Other companies are going even further to cherry-pick the best candidates. Connectifier, founded by ex-Google staff, markets itself as a search engine for recruiters. The firm’s algorithms crawl a range of websites and candidates’ profiles, as well as CVs, to build up a picture of skills and expertise.

“We can look at things in finer detail – things that a recruiter might have a hard time taking into account. Like, does someone have a lot of friends in a certain location or at a certain company?” says CEO and co-founder John Jersin.

The system can also, for instance, harvest data from a site like GitHub, where programmers share and discuss code.

“If they’re posting a significant amount of code online, we know that they know the language they’re writing in,” says Jersin. “If they’re answering a lot of questions about a specific language or technology, we have a lot of information about their knowledge on those skills.”

It’s not the only such technology out there. is a small Danish start-up touting “a machine learning engine for your recruitment”. The software has been trained on professional vocabulary relating to job descriptions and is able to analyse databases of CVs, looking for candidates who might fit a post.

The firm’s algorithm uses statistical models that look at the distribution of words. It understands that “software engineer” or “software developer”are very similar roles, for example.

Six Danish firms have been testing the system on open job positions. “Because we had a lot of résumés in the database we could actually detect patterns,” says Jonas Krarup, one of Reveal’s founders.

Krarup and his co-founder Joel Raucq say their approach could help companies with large numbers of CVs on file to make the most of that data and identify good candidates as soon as new roles come up. The system can even predict how interested a candidate might be in a job change from their current position. This is done by assessing how many previous jobs candidates have listed on their CV and noting how frequently they have moved from role to role.

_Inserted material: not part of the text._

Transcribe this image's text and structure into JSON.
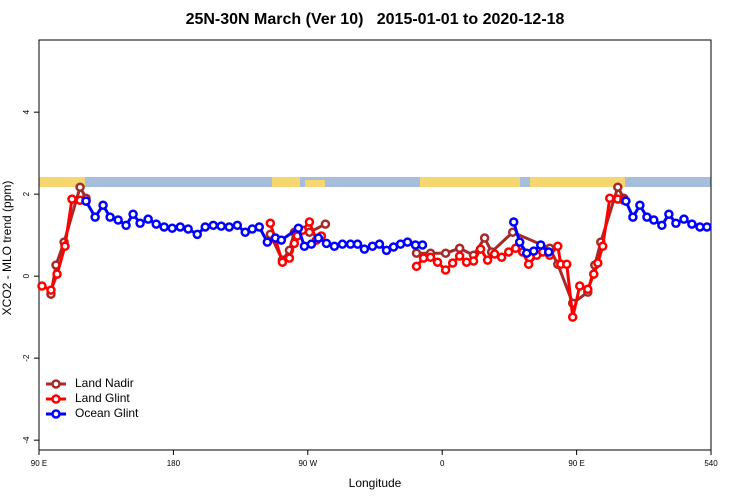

Of course, there are those who resist the encroachment of AI on recruitment. Unsurprisingly, headhunter Nick Corcodilos is not a fan.

“The reason companies need technology to sort through so many résumés is because they mindlessly solicit so many,” he says. Corcodilos thinks that firms should move away from online recruiting, and he worries that “potentially outstanding” candidates are being unfairly ruled out by some systems.

For Skillings, AI has great potential in recruitment but, she adds, it will work only if recruiters and algorithm designers are willing to take the time to carefully define what they really want in a candidate.

“AI selection will only work if recruiters and algorithm designers carefully define what they really want”

“The end result could be that algorithms could actually identify people who would be great at the job,” she says, “but might not have ever been given a second look under the traditional keyword scan.”

(Image: Qilai Shen/Panos Pictures)

Found wanting – by a machine

For 10 months, Alyssa Mathews has been looking for her first full-time job. She has sent off well over 100 applications, so far to no avail. It’s not that she’s underqualified – she has a master’s degree in environmental science. Instead, she thinks she is falling foul of CV-screening algorithms.

“I’ve got rejection upon submission, where I submit my application and it immediately rejects me,” she says. “I know that’s just a computer, and I failed some sort of algorithm or test.” She believes that because her CV is highly interdisciplinary, the computer perceives it as lacking specialisation.

Since discovering more about how the algorithms work, Mathews has changed tactics and begun approaching recruiters at job fairs. She is now getting many more interviews.

Some find the problem insurmountable, though. One 48-year-old graphic designer who wished to remain anonymous says she has sent out several hundred applications in recent years. A large number of rejections, she suspects, are to do with her age and gaps in her CV.

“I’ve met a lot of people in my exact situation,” she says. “Over 40, unemployed for over three years and they know that it’s over.”